Allergens: Contains Dairy (butter), Gluten (pasta), Eggs (egg noodles).
Ingredients
- 1 lb pasta (egg noodles are classic, any shape works)
- 3 tablespoons butter
- 1 can (15 oz) peas or corn, drained
Optional Extras
- Salt and pepper
- Garlic powder
- Parmesan cheese if available
- Canned chicken stirred in for protein
- Cream of mushroom soup stirred in for a creamy version
Equipment
- Large pot
- Colander or strainer
- Stirring spoon
Instructions
- Bring a large pot of water to a boil. Cook the pasta according to the package directions. Drain.

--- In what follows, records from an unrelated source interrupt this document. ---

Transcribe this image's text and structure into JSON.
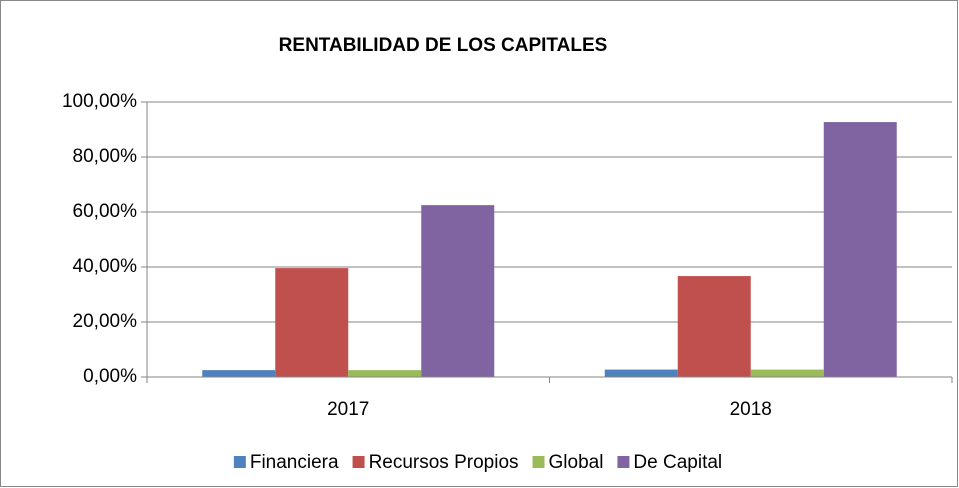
{
  "chart_data": {
    "type": "bar",
    "title": "RENTABILIDAD DE LOS CAPITALES",
    "categories": [
      "2017",
      "2018"
    ],
    "series": [
      {
        "name": "Financiera",
        "color": "#4f81bd",
        "values": [
          2.5,
          2.7
        ]
      },
      {
        "name": "Recursos Propios",
        "color": "#c0504d",
        "values": [
          39.6,
          36.7
        ]
      },
      {
        "name": "Global",
        "color": "#9bbb59",
        "values": [
          2.5,
          2.7
        ]
      },
      {
        "name": "De Capital",
        "color": "#8064a2",
        "values": [
          62.5,
          92.7
        ]
      }
    ],
    "ylim": [
      0,
      100
    ],
    "yticks": [
      {
        "value": 0,
        "label": "0,00%"
      },
      {
        "value": 20,
        "label": "20,00%"
      },
      {
        "value": 40,
        "label": "40,00%"
      },
      {
        "value": 60,
        "label": "60,00%"
      },
      {
        "value": 80,
        "label": "80,00%"
      },
      {
        "value": 100,
        "label": "100,00%"
      }
    ],
    "grid": true,
    "legend": "bottom"
  }
}
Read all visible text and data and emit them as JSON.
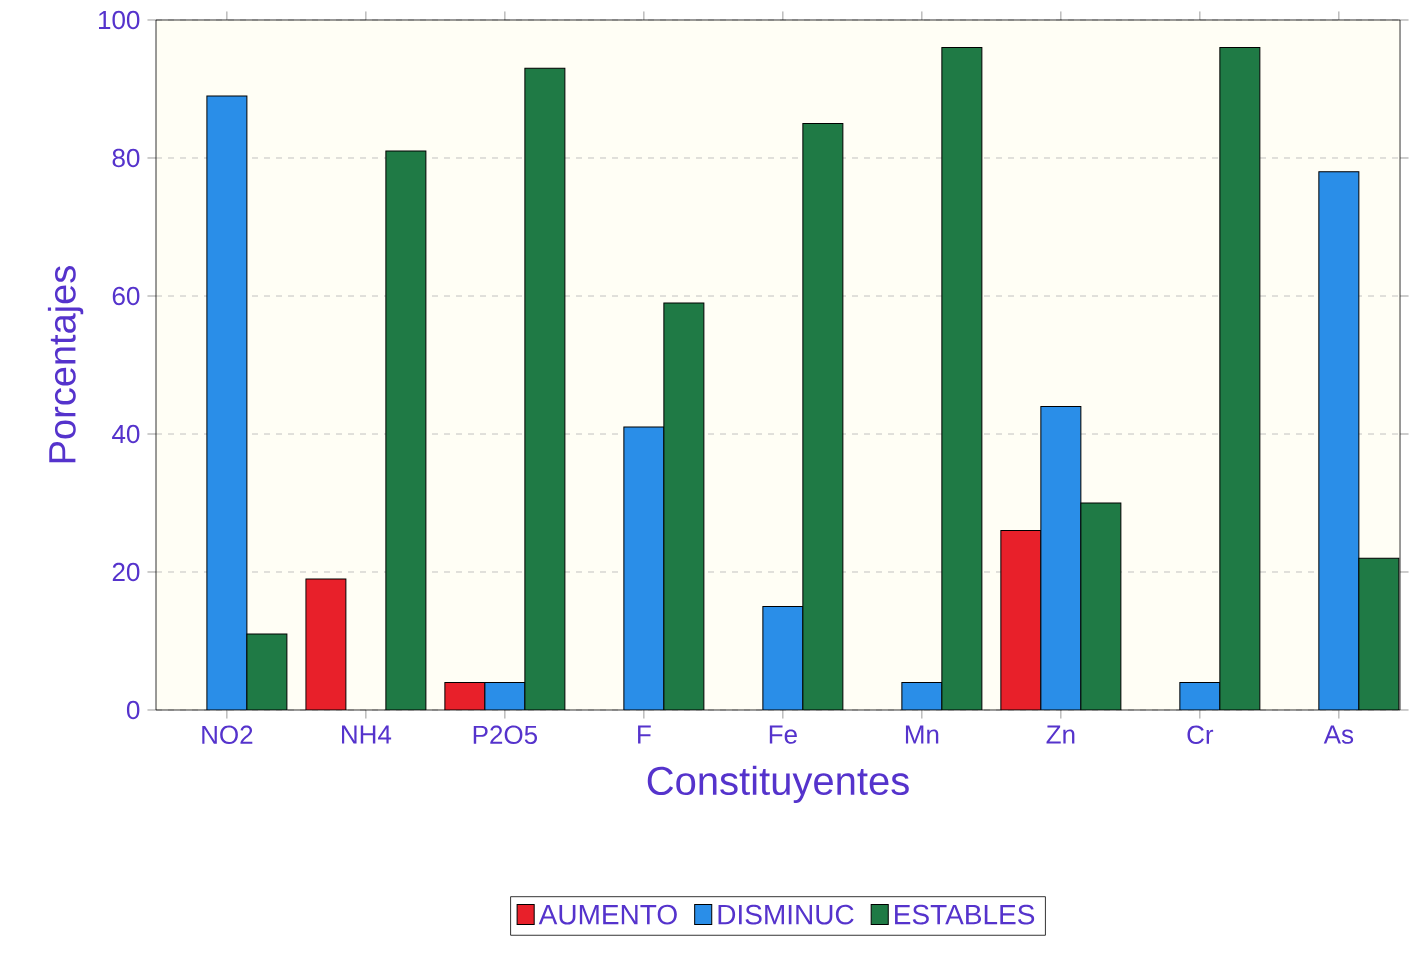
{
  "chart_data": {
    "type": "bar",
    "xlabel": "Constituyentes",
    "ylabel": "Porcentajes",
    "categories": [
      "NO2",
      "NH4",
      "P2O5",
      "F",
      "Fe",
      "Mn",
      "Zn",
      "Cr",
      "As"
    ],
    "series": [
      {
        "name": "AUMENTO",
        "color": "#e8202a",
        "values": [
          null,
          19,
          4,
          null,
          null,
          null,
          26,
          null,
          null
        ]
      },
      {
        "name": "DISMINUC",
        "color": "#2a8ee8",
        "values": [
          89,
          null,
          4,
          41,
          15,
          4,
          44,
          4,
          78
        ]
      },
      {
        "name": "ESTABLES",
        "color": "#1f7a45",
        "values": [
          11,
          81,
          93,
          59,
          85,
          96,
          30,
          96,
          22
        ]
      }
    ],
    "ylim": [
      0,
      100
    ],
    "yticks": [
      0,
      20,
      40,
      60,
      80,
      100
    ],
    "grid": "y",
    "legend": "bottom"
  }
}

- Return the pasta to the pot over low heat. Add the butter and stir until it melts and coats the noodles.
- Stir in the drained peas or corn.
- Season with salt, pepper, and garlic powder if you have them. Serve warm.
Notes
- Add cream of mushroom soup for an easy stroganoff-style dish. Stir in one can (undiluted) with the butter.
- Protein additions: Canned chicken, tuna, ground beef, or a fried egg on top.
- Kids love this. It's mild, familiar, and easy to eat.
- Leftover noodles: Reheat with a splash of water and a little extra butter.
- Dairy-free? Use vegetable oil instead of butter. Add a pinch of salt.